HELSINKI, Nov 1 (Reuters) - Finland's Neste (NESTE.HE) said on Wednesday it plans to save 50 million euros ($53 million) annually through measures that include shedding 400 jobs globally to prepare for increasing competition in renewable fuels.
The refiner and biofuels producer has grown rapidly in recent years having invested early in renewable fuels it makes from waste and residue, as industries and transport operators seek greener alternatives for fuels to cut their emissions.
Neste said it would merge its Renewable Aviation, Renewable Road Transportation and Renewable Polymers and Chemicals divisions into one, and streamline its development portfolio.
Neste Chief Executive Matti Lehmus said the measures were inevitable to ensure the company's future growth and competitiveness.
"When we look at our operational environment, markets grow but at the same time also competition is anticipated to increase," he told Reuters, adding his goal was to complete the measures by the next European spring.
Lehmus said the company's strategy of focusing on renewables and circular solutions would remain unchanged.
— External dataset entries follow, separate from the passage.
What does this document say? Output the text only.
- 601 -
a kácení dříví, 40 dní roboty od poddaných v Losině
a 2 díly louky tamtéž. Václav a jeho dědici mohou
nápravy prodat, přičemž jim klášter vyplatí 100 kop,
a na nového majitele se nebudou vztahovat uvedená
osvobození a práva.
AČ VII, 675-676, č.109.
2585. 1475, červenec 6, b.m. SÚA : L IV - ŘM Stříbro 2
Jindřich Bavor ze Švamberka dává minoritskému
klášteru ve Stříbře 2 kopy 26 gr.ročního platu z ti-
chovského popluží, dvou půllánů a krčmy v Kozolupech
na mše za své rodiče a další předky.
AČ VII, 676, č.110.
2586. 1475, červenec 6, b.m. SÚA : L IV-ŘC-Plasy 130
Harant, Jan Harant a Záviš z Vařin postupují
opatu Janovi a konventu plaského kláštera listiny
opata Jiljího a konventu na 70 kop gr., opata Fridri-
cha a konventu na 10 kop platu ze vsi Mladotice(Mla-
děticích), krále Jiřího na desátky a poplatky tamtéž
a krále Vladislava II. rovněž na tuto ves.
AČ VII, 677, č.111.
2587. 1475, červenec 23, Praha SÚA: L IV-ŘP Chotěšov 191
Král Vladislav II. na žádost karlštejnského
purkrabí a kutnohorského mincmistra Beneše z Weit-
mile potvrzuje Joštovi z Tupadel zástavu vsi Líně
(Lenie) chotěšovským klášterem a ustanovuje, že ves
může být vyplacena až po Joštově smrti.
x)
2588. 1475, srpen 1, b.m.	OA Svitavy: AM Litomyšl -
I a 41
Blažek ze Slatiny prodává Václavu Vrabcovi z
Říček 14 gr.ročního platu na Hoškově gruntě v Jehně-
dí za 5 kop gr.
But Neste's rapid growth has led to complexity in its organisation as well as a large number of development projects which it will now reassess, he added.
Neste will now streamline the development portfolio to realise additional savings, majority of them during 2024, the company said.
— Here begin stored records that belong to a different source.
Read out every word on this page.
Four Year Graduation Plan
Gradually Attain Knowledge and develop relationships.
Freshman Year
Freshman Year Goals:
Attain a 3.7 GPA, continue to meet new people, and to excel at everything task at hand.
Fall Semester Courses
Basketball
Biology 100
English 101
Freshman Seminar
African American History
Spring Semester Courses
"Our strategic focus is on expanding our raw material base in the short and long term," Lehmus said.
The company said the restructuring represented concrete steps as part of a plan presented in June to create more than 350 million euro in "additional value" by the end of 2026 compared to 2022.
Lehmus said the 350-million-euro value creation would be achieved both by increasing productivity and by cutting costs.